We all just want a man’s opinion, especially when it comes to our appearance. But it seems like straight guys never have a space for their voices to be heard and gay men are too similar to women to REALLY know what a guy wants. Well, fret not, Lip Servers, we found a secret weapon… kids 😉
We set up an interview with one of Hollywood’s brightest child starts, five-year-old Adonis Lopecia. After getting a quick bite to eat at one of LA’s most exclusive raw, macrobiotic restaurants, we took Adonis to Bliss Spa for a facial and to scrub out the dirt on what he thinks makes girls so ugly:
- Boogers. “I saw my seat partner eat a booger once and she’s a girl. I told my mommy and mommy said that that’s a really bad thing to do.” Lip Tip! we’re pleased to hear how many of you are trying out the diet featured in Lip Service last month, but please remember: THE BOOGER DIET SHOULD NOT BE PRACTICED IN PUBLIC. And stop trying to be progressive by calling yourself a seat partner. You’re his girlfriend…own it!
- Pink Socks. “Pink is a gross girl color. Blue is for boys. My sister Angelina is always leaving her pink socks in my room.” Lip Tip! Where there’s socks, there’s a pair of fugly shoes close behind. Throw out your sensible flats and sneakers and opt for a strappy stiletto instead.

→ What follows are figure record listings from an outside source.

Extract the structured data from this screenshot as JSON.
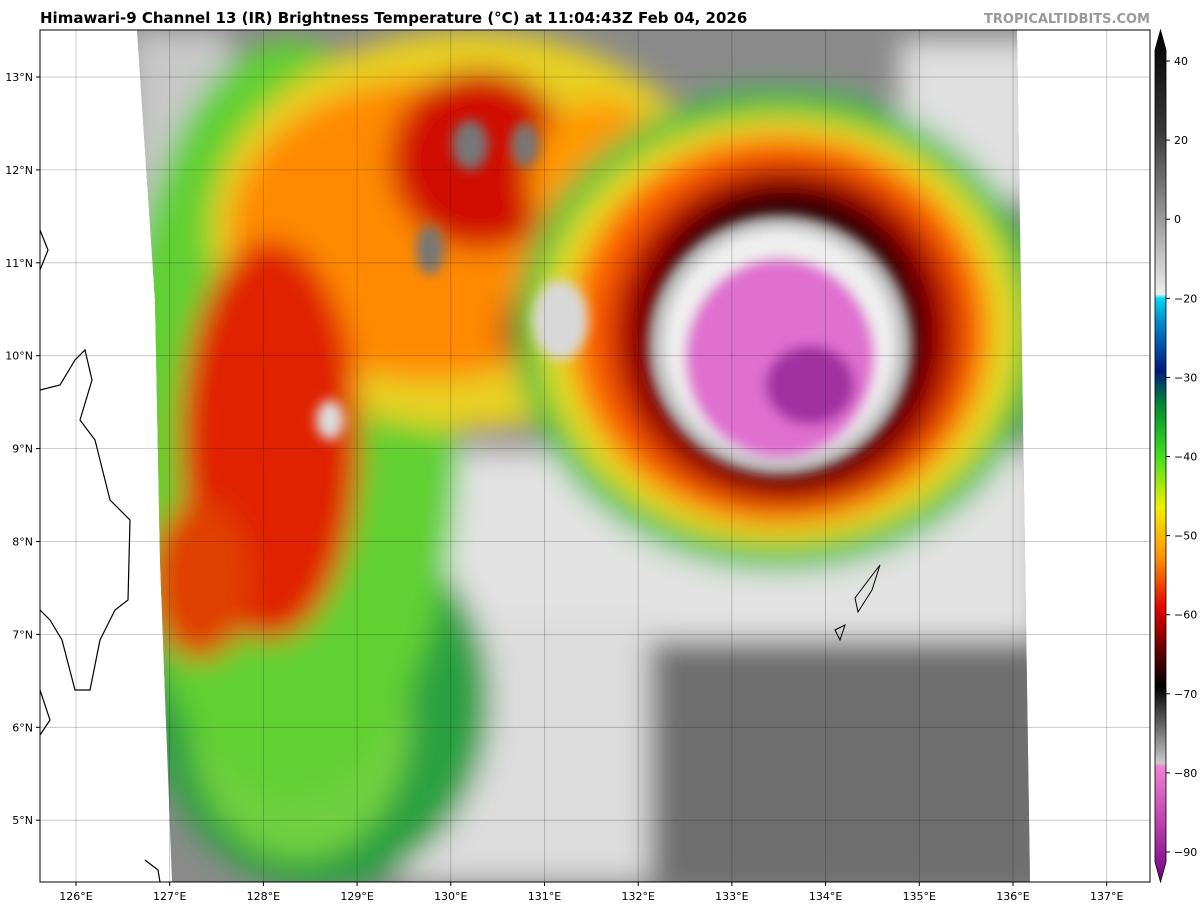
{
  "header": {
    "title": "Himawari-9 Channel 13 (IR) Brightness Temperature (°C) at 11:04:43Z Feb 04, 2026",
    "credit": "TROPICALTIDBITS.COM"
  },
  "map": {
    "lat_labels": [
      "13°N",
      "12°N",
      "11°N",
      "10°N",
      "9°N",
      "8°N",
      "7°N",
      "6°N",
      "5°N"
    ],
    "lon_labels": [
      "126°E",
      "127°E",
      "128°E",
      "129°E",
      "130°E",
      "131°E",
      "132°E",
      "133°E",
      "134°E",
      "135°E",
      "136°E",
      "137°E"
    ]
  },
  "colorbar": {
    "labels": [
      "40",
      "20",
      "0",
      "−20",
      "−30",
      "−40",
      "−50",
      "−60",
      "−70",
      "−80",
      "−90"
    ]
  }
}
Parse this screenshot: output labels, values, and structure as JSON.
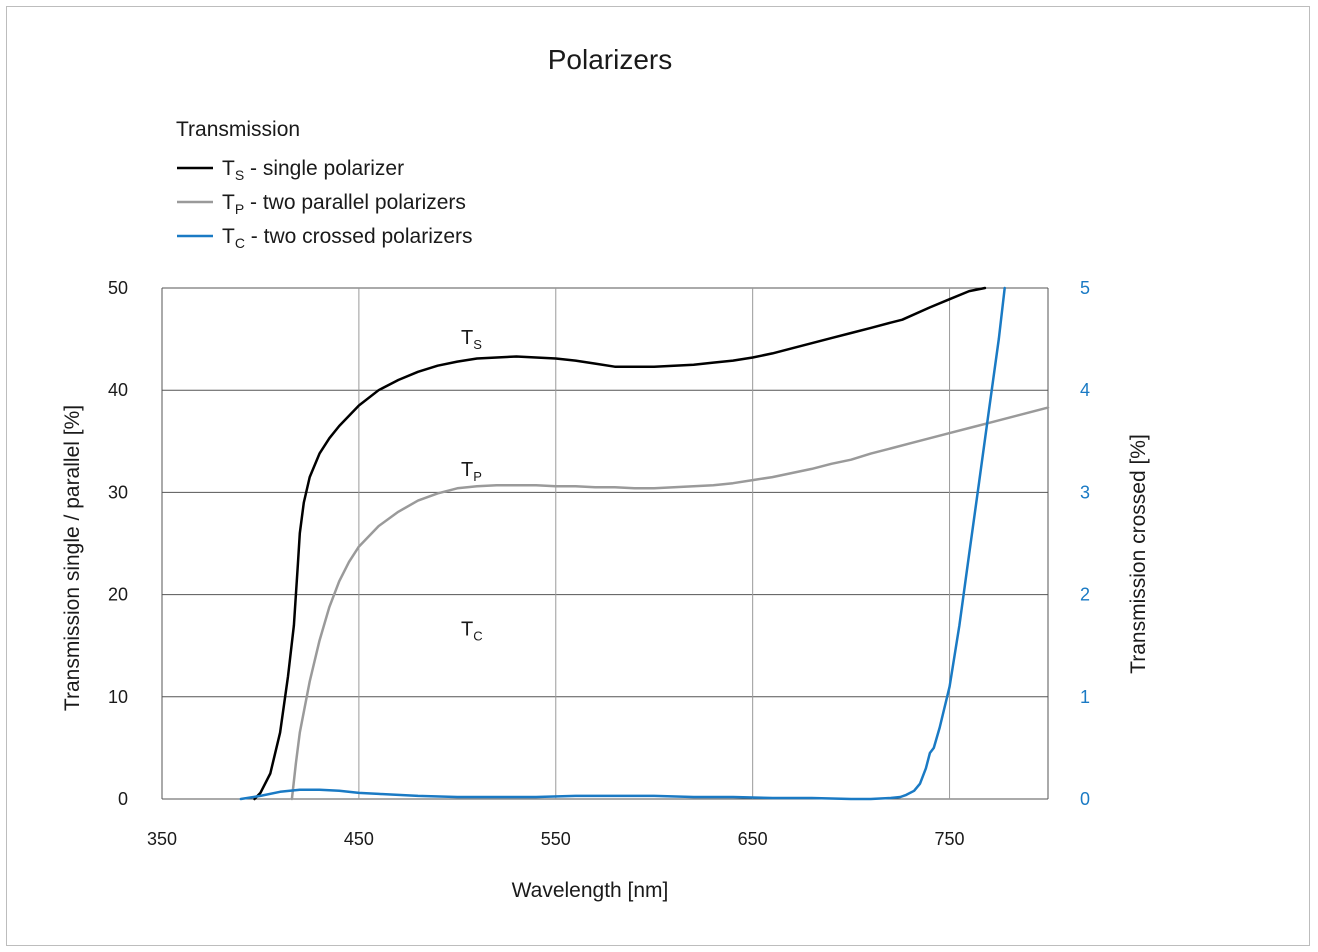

- Weird Looking Hair. “Girls have stupid weird hair. They tie it like a knot or like try to look like a horse.” Lip Tip! Ponytails make you look manly, like you’re going to go play sports or solve math problems.

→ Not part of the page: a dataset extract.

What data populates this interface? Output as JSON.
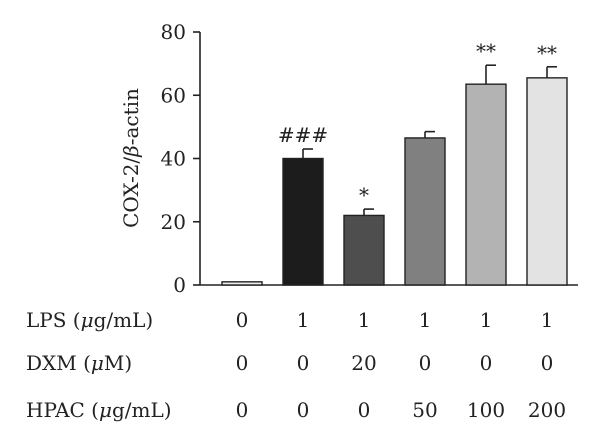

- They Smell. “Ms. Schneider smells like Nana and it makes everyone cough. Daddy says she’s going to die alone in a diaper.” Lip Tip! Your perfume is probably aging you, along with many other factors. The only way to really smell younger is by rubbing your vaginal secretion behind the backs of your ears.
- Not Playing It Cool. “I like my Avengers shirt cuz I like Captain America and Iron Man. They’re the best Avengers because they’re really powerful.” Lip Tip! Next date night, dress up as a comic villain and let him live out his childhood dreams by dominating you!

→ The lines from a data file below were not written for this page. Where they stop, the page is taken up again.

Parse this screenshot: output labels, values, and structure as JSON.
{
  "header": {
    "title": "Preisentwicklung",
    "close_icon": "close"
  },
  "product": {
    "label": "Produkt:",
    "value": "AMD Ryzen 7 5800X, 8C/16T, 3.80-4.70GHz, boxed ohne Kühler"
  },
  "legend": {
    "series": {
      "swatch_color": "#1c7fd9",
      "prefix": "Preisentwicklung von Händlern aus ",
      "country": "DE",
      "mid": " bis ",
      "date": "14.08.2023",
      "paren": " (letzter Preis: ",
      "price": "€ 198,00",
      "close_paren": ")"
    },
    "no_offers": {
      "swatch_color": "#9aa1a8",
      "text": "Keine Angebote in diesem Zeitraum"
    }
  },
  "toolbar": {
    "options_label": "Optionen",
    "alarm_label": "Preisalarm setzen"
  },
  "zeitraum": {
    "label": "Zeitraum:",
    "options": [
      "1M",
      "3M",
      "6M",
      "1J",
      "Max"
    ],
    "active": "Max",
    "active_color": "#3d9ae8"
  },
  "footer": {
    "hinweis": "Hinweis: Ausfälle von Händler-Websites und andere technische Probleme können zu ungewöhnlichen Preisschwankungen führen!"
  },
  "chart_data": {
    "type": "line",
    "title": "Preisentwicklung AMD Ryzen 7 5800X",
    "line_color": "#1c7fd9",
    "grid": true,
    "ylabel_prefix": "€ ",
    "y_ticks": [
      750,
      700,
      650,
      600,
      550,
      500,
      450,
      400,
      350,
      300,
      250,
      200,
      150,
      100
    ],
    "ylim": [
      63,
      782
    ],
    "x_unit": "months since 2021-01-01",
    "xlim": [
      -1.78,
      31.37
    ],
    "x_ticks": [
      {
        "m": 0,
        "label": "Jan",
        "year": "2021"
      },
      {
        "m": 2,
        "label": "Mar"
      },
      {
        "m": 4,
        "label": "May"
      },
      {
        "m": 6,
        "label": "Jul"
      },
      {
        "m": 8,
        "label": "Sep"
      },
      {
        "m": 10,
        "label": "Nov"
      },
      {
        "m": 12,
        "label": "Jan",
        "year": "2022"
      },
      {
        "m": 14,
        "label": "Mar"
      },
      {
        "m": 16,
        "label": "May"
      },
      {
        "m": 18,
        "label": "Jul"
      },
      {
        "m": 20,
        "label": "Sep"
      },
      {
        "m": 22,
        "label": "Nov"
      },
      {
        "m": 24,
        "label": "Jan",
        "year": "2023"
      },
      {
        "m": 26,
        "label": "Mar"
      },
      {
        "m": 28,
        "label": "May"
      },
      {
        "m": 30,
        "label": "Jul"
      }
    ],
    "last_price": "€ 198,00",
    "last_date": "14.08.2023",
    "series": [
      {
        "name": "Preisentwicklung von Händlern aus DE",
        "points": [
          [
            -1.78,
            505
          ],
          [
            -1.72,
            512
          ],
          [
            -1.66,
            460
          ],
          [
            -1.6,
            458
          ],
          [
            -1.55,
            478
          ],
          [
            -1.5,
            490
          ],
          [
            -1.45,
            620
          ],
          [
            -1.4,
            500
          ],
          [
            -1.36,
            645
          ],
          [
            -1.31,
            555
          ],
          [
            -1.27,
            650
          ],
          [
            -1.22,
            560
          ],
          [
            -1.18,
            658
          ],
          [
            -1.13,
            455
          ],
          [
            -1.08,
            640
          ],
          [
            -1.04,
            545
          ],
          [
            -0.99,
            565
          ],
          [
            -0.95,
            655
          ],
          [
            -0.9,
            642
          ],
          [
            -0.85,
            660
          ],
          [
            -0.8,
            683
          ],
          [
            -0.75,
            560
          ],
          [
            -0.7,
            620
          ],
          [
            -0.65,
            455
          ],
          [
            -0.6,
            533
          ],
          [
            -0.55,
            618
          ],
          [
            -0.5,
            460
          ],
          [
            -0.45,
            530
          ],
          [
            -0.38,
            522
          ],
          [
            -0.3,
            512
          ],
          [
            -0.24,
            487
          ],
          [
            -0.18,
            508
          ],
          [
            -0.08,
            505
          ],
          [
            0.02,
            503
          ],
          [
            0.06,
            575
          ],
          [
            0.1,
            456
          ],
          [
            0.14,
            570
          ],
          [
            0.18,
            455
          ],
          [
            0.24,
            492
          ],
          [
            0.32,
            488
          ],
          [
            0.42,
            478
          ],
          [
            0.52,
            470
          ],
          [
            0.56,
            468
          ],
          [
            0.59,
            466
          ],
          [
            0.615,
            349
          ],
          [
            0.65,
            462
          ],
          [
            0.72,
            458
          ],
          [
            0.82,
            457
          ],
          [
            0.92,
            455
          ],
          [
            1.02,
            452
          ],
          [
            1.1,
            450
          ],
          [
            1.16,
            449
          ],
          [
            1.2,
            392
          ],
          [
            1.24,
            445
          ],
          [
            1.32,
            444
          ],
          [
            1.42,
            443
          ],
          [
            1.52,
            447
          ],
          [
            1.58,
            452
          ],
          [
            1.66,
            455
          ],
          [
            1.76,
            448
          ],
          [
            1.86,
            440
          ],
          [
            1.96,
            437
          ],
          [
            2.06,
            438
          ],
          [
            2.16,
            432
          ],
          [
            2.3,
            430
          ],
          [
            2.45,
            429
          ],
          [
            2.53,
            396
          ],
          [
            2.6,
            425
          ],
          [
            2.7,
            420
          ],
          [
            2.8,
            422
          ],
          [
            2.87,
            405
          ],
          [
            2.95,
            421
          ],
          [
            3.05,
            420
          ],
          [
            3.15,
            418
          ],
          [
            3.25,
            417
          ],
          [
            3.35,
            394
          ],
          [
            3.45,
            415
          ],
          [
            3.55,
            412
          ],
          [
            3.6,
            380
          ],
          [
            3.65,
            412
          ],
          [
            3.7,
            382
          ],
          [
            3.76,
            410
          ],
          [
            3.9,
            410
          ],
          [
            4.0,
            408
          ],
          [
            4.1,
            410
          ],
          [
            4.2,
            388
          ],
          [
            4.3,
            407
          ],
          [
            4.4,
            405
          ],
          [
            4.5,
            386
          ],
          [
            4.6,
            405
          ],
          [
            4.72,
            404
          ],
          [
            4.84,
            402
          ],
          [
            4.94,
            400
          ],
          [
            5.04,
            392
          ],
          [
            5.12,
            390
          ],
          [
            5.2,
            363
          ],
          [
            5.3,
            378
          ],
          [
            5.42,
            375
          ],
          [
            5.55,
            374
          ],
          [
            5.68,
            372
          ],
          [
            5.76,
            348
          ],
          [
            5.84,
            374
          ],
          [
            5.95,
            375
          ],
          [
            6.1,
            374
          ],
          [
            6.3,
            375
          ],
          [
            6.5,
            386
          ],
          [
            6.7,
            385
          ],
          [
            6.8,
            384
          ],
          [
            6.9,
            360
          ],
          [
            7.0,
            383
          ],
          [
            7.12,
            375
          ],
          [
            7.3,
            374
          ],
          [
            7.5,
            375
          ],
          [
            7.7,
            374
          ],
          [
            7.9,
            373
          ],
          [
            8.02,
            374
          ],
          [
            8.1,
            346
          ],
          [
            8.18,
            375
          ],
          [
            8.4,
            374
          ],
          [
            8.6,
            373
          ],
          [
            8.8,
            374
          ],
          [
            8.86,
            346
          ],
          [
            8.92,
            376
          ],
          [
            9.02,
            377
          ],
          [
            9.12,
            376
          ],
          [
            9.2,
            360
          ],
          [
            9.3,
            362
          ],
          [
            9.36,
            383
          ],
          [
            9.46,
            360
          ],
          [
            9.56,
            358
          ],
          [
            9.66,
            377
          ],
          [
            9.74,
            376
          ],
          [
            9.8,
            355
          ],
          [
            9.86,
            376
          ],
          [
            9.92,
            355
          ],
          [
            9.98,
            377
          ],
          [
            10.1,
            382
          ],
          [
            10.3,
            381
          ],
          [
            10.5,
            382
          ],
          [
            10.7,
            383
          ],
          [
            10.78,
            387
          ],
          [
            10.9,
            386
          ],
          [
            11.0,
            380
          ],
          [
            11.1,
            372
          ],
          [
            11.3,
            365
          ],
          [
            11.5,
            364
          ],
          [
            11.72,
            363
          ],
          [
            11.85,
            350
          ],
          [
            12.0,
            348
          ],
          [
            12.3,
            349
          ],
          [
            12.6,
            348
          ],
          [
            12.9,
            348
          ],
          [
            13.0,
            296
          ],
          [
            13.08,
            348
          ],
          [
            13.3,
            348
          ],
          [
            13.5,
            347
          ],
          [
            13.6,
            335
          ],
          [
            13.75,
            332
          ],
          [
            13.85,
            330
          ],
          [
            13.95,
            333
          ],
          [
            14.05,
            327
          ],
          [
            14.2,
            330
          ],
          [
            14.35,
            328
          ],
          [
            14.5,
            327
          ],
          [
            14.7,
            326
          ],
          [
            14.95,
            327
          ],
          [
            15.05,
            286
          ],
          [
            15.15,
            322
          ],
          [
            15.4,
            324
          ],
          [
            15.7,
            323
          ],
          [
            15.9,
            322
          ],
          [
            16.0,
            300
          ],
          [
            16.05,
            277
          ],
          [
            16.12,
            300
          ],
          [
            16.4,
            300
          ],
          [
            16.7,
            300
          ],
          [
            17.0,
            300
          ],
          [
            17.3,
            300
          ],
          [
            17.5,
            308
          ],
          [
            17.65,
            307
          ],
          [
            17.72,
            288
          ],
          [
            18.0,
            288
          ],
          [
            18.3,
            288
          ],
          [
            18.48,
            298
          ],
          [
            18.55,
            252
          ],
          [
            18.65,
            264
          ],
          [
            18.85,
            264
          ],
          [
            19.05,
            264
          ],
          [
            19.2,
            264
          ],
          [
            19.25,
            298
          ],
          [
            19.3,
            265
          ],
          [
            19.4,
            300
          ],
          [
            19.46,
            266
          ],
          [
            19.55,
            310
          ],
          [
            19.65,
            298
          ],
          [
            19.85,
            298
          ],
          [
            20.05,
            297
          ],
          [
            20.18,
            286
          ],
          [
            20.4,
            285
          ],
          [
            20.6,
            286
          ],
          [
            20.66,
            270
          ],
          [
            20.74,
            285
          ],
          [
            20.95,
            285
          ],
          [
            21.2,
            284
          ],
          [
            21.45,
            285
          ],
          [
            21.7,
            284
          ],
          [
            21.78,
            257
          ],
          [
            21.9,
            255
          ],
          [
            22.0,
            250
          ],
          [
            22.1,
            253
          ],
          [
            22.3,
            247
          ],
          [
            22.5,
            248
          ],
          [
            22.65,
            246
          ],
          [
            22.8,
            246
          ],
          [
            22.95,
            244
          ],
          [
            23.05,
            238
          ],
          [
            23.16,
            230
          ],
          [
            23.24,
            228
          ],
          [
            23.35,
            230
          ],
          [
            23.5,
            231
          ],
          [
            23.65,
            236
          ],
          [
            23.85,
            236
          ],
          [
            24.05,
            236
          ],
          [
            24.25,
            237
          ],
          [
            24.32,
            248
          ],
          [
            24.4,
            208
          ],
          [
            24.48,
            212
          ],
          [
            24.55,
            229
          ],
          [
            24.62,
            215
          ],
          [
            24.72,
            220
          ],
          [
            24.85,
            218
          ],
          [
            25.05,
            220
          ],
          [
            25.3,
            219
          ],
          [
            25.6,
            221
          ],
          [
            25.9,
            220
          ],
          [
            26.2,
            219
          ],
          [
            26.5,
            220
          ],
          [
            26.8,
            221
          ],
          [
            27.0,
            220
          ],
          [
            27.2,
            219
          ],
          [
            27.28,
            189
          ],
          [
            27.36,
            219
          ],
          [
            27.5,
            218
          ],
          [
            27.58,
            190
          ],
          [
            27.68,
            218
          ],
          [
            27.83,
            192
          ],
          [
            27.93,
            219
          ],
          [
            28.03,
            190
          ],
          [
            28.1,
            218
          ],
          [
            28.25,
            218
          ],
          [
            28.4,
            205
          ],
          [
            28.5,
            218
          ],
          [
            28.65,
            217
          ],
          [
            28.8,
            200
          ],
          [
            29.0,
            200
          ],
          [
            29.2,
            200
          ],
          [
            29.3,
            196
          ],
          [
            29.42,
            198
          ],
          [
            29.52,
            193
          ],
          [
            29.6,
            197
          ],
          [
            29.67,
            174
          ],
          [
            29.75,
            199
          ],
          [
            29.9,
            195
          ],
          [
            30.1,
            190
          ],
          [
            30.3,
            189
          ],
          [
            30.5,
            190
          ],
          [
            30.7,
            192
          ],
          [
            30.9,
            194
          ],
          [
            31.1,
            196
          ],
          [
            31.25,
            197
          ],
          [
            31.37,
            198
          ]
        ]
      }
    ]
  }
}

- Always Getting Me In Trouble. “Angelina and her friends tell even when I’m not doing anything and she was the one who was spying.” Lip Tip! Don’t get caught going through his emails and texts. Only basic bitches get caught. Are YOU a basic bitch??
- Dumb Toys. “I don’t like girl toys. They’re always pink and for playing house.” Lip Tip! Switch it up with different colored vibrators. And stop using them for meal preparation. That’s an outdated Lip Tip!